Regarding safety, the incidence of systemic adverse events were similar in both groups — 11.1% in the NmCV-5 group and 9.2% in the MenACWY-D group, with all events being “mild or moderate in severity and resolved with no more than simple analgesia,” causing “no evident safety concerns,” the authors wrote.

“On the basis of these trial data, NmCV-5 may emerge as a tool to support meningococcal disease control, particularly across the meningitis belt of sub-Saharan Africa, and thus may contribute to epidemic elimination and the other goals of the global road map for the Defeating Meningitis by 2030 program,” they wrote.

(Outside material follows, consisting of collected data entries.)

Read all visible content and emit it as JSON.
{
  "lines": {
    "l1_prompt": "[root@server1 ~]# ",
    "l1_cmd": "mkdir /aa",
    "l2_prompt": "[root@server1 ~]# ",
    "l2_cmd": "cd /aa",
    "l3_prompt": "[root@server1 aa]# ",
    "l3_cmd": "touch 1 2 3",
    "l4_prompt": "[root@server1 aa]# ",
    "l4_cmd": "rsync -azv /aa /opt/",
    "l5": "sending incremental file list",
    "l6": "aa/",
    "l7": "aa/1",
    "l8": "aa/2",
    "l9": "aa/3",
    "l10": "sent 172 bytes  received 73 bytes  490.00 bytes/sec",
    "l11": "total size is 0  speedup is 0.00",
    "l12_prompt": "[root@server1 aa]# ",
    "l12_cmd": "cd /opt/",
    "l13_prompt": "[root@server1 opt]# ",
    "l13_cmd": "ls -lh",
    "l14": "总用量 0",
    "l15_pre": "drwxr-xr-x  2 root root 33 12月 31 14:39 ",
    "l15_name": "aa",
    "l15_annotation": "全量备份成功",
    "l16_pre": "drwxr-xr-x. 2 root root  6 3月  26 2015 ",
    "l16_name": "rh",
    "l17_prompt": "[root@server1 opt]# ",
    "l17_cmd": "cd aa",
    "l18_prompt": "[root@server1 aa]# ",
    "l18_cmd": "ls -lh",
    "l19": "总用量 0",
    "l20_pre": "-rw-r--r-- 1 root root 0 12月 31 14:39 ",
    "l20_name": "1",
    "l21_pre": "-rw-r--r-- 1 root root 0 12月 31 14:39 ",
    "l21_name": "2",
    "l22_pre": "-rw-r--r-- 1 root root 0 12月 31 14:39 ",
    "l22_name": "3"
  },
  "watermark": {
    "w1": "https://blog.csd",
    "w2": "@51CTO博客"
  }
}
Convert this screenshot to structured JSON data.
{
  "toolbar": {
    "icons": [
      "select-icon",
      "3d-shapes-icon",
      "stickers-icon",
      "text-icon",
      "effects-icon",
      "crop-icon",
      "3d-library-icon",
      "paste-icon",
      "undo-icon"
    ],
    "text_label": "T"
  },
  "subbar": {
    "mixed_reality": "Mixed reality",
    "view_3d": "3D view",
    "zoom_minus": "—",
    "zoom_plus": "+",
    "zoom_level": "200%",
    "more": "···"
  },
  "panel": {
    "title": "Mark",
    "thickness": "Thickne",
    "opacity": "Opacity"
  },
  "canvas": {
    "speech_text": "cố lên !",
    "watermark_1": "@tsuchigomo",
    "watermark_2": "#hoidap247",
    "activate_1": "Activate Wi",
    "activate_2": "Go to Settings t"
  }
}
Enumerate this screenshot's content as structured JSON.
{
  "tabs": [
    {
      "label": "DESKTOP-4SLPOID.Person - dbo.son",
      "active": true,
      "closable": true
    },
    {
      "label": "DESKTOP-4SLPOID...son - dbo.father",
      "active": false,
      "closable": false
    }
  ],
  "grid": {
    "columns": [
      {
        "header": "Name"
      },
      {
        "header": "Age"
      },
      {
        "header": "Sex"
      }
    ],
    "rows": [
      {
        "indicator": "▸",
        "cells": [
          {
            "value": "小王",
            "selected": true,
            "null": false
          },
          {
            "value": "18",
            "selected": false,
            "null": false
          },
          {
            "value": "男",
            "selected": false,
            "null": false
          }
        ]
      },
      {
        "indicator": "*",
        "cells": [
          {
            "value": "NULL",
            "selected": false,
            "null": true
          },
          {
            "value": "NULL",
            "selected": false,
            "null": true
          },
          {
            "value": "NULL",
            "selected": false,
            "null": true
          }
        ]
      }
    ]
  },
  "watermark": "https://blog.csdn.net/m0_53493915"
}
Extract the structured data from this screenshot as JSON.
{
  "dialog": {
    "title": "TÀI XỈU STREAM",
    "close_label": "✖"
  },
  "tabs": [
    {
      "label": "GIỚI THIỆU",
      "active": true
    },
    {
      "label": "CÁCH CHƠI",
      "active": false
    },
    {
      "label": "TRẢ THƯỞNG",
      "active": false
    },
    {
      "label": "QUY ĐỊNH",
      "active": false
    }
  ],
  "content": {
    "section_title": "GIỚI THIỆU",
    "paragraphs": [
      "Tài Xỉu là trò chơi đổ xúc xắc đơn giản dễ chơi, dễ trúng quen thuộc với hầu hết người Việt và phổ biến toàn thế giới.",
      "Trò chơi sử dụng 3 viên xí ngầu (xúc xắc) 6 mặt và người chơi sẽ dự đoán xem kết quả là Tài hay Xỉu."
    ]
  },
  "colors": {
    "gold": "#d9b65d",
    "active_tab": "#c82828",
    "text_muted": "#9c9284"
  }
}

In an accompanying editorial David S. Stephens, MD, chair of the department of medicine at Emory University and vice president for research of that school’s Woodruff Health Sciences Center, noted that there is another trial underway to test the vaccine in infants.

“Although challenges remain, we are a step closer to worldwide control of meningococcal disease and the burden of meningitis with these efforts,” Stephens said.

References:

Haidara FC, et al. N Engl J Med. 2023;doi:10.1056/NEJMoa2214924.

Stephens DS, et al. N Engl J Med. 2023;doi:10.1056/NEJMoa2301698.

Tapia MD, et al. N Engl J Med. 2021;doi:10.1056/NEJMoa2013615.